News comes to the people of the Mark that there is an invading force that seeks to take their lands. As the men prepare for war, Thiodolf goes into to forest to see the Wood-Sun. She is afraid for his safety and begs him to wear a dwarf-made hauberk, despite the men’s tradition of going shirtless into battle. He is suspicious of the hauberk, knowing the dwarfs have no love for mankind, but she assures him it is safe.
What follows is the tale of the battles between the Marksmen and the Romans. The foes are nearly evenly matched, but the Marksmen are fighting for their lives and their homes, while the leaders of the Romans are fighting only for glory and wealth.
In the last critical battle, Thiodolf finally dons the dwarf-made hauberk and swoons on the battlefield. This happens twice more before he realizes that the hauberk is indeed cursed. The night before the final attack, he confronts the Wood-Sun and she confesses that she lied. He assures her that, though he loves her and always will, it is better for him to die in battle and save his kin than to live in shame for her sake.
It’s difficult to read this book and not think of the Rohirrim. Not only is the land called the Mark, but the speech and character of the people is very similar to that of the Rohirrim. The forest surrounding their dwellings is even called Mirkwood!
Even apart from the obvious influence this story had on Tolkien, it’s an enjoyable read. The battle scenes are well-written and the characters are interesting. A lot of detail is given regarding the land, the houses of the Mark, their histories, and even their marriage customs. It’s unusual to read such convincing world-building from a book written in 1889.
Tolkien referenced The House of the Wolfings when he addressed the influence that World War II had (or rather, didn’t have) on The Lord of the Rings.
Personally I do not think that either war (and of course not the atomic bomb) had any influence upon either the plot or the manner of its unfolding. perhaps in landscape. The Dead Marches and the approaches to the Morannon owe something to Northern France after the Battle of the Somme. They owe more to William Morris and his Huns and Romans, as in The House of the Wolfings or The Roots of the Mountains.
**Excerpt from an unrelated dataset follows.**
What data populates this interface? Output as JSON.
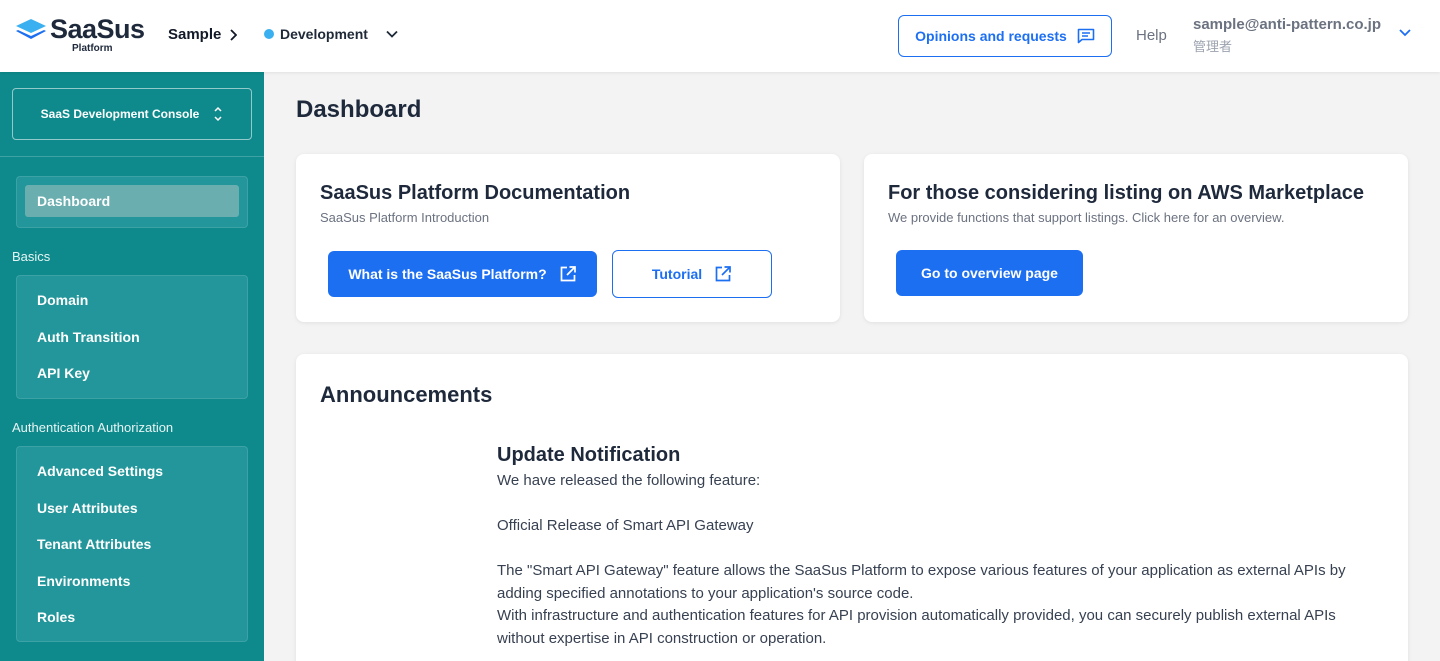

In reading this book, it’s hard to imagine that Morris influenced Tolkien only in relation to landscape. It is equally likely, of course, that Morris and Tolkien were both likely inspired by the same source material.
Where to Find
I originally bought this book on my Nook. However, the formatting is terrible (which is a common problem for older books on the Nook store). It’s particularly difficult for this book because at least a third of it is in verse.
The good news is there’s a LibriVox recording. Not all of the readers are amazing but I’ve heard worse. There is a woman with a German accent who I found particularly pleasing. While there were times I struggled a little to understand her pronunciation, I felt that her accent added to the realism of what I was hearing.